Most modern automotive fuel systems utilize fuel injectors to deliver fuel to the engine cylinders for combustion. The fuel injectors are mounted on a fuel rail to which fuel is supplied by a pump. The pressure at which the fuel is supplied to the fuel rail must be metered to ensure the proper operation of the fuel injectors. Metering is carried out using pressure regulators that control the pressure of the fuel in the system at all engine r.p.m. levels.

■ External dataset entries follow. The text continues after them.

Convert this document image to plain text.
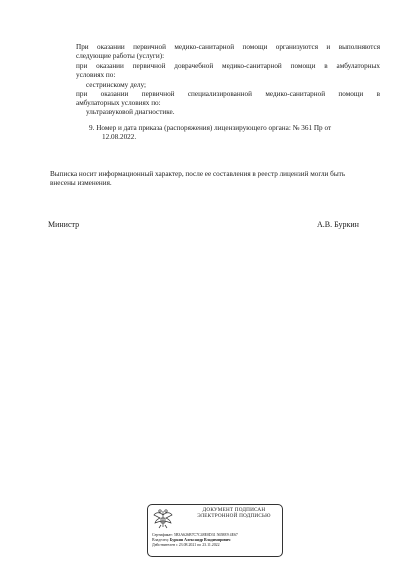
При оказании первичной медико-санитарной помощи организуются и выполняются
следующие работы (услуги):
при оказании первичной доврачебной медико-санитарной помощи в амбулаторных
условиях по:
сестринскому делу;
при оказании первичной специализированной медико-санитарной помощи в
амбулаторных условиях по:
ультразвуковой диагностике.
9. Номер и дата приказа (распоряжения) лицензирующего органа: № 361 Пр от
12.08.2022.
Выписка носит информационный характер, после ее составления в реестр лицензий могли быть
внесены изменения.
Министр	А.В. Буркин
ДОКУМЕНТ ПОДПИСАН
ЭЛЕКТРОННОЙ ПОДПИСЬЮ
Сертификат: 5B3A626B7C7C48E0D31 5658E9 4E67
Владелец: Буркин Александр Владимирович
Действителен с 23.08.2021 по 23.11.2022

It is believed that tolerances in pressure regulator components, and tolerances in pressure regulator assembly equipment, along with the inherent unbalanced forces applied by a compression spring to a diaphragm assembly, can cause misalignment between a valve ball and a valve seat. A known fuel pressure regulator uses a so-called “floating” valve ball that is movable within a valve assembly. By virtue of the valve ball floating, the valve ball can align itself with the valve seat, thus compensating for misalignment. In the known fuel pressure regulator, the floating valve ball assembly is made of a ball pocket, a valve ball movable within the ball pocket, a ball spring that applies a biasing force urging the valve ball along a longitudinal axis (thus opposing unrestrained movement of the valve ball along the longitudinal axis), and a floating retainer washer. The valve ball, ball spring and retaining washer are retained in the valve pocket assembly by either an additional feature coupled to the valve pocket or by rolling over a flange portion of the ball pocket.
The known fuel pressure regulator suffers from a number of disadvantages, including a valve ball assembly that includes a plurality of parts that must be sub-assembled before the valve ball assembly can be installed in the known fuel pressure regulator. Thus, there is believed to be a need to provide a pressure regulator that does not suffer from these disadvantages.